Always a favorite with Aspen audiences, Bavouzet has curated what AMFS Vice President for Artistic Administration Patrick Chamberlain describes as “a really gorgeous program” of Haydn’s A-flat major Piano Sonata and works by Ravel. In a rare feat, last fall Bavouzet released the final volume of his complete recordings of Haydn’s 62 sonatas, a gargantuan task that shows his affinity for the often-overlooked com- poser. The New York Times praised Bavouzet’s interpretation as “unmatched in its zest and wit. But it is also substantial, informed, and deeply rewarding.”
Says Chamberlain, “Haydn’s one of those great composers whose music I think we don’t know nearly well enough. Every time I encounter it I’m just amazed at how effortless it was for him to write endlessly beguiling, charming, brilliant music.”

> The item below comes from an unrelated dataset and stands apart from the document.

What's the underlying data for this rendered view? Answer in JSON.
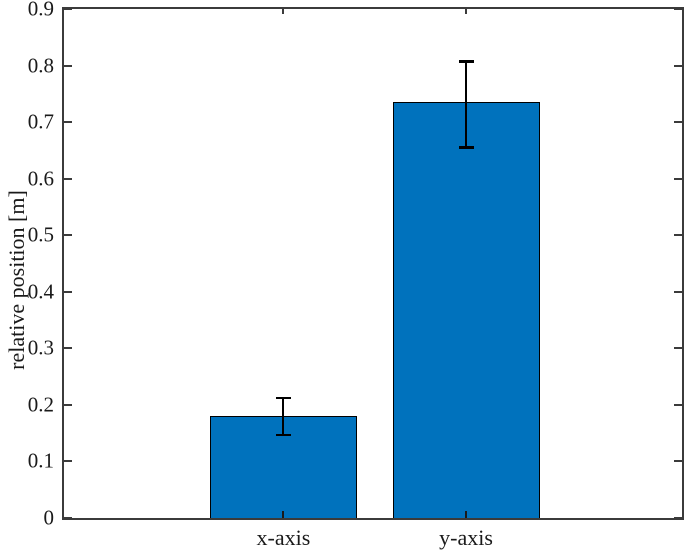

To complement the Haydn sonata, Bavouzet chose Ravel’s nod to the composer with the Menuet sur le nom de Haydn, which will then be followed by three other works by the fellow Frenchman: Jeux d’eau, Sonatine, and Miroirs. “I do think he brings a sensibility and flair and real color to Ravel’s music,” says Chamberlain.
Many of Ravel’s better-known orchestral works were originally written as piano pieces that the composer then embellished, so “at his heart, Ravel was really a piano composer and wrote these wonderful works that show off how the piano can act like an orchestra,” Chamberlain explains.
The wealth of sparkling piano repertoire continues later in the week with duo Misha and Cipa Dichter performing a recital of Debussy, Liszt, and two-piano arrangements of Infante and a suite from Gershwin’s Porgy and Bess. Through this varied program, Misha Dichter hopes “that our audience will hear the widest possible range of the piano, going from the transparency of Debussy’s Suite Bergamasque for one instrument to the orchestral explosions in the works for the two pianos.”

Well-known and beloved by Aspen audiences, the Dichters first began coming to the Festival in the summer of 1974. “We have vivid memories of our now-adult sons spending whole summers here with us in a place that we found as welcoming as any place on earth,” says Misha.
The AMFS is deeply woven into the fabric of the Dichter family with many fond memories of their visits but one that stands out, recalls Misha, is a particular Sunday Festival Orchestra performance, “probably around 1976, and our now50-year-old son was sleeping on my lap while Lee Luvisi was playing a beautiful Beethoven Emperor Concerto. As the slow movement began, our son began to snore, first very faintly, then becoming louder. By the middle of the movement I had the choice of letting him snore away or risk waking him. I chose the latter, and I was soon running up the aisle carrying a wailing young man!”
Says Chamberlain, “I think the beauty of Aspen is the chance to encounter these great artists over so many years, and the Dichters are part of that.”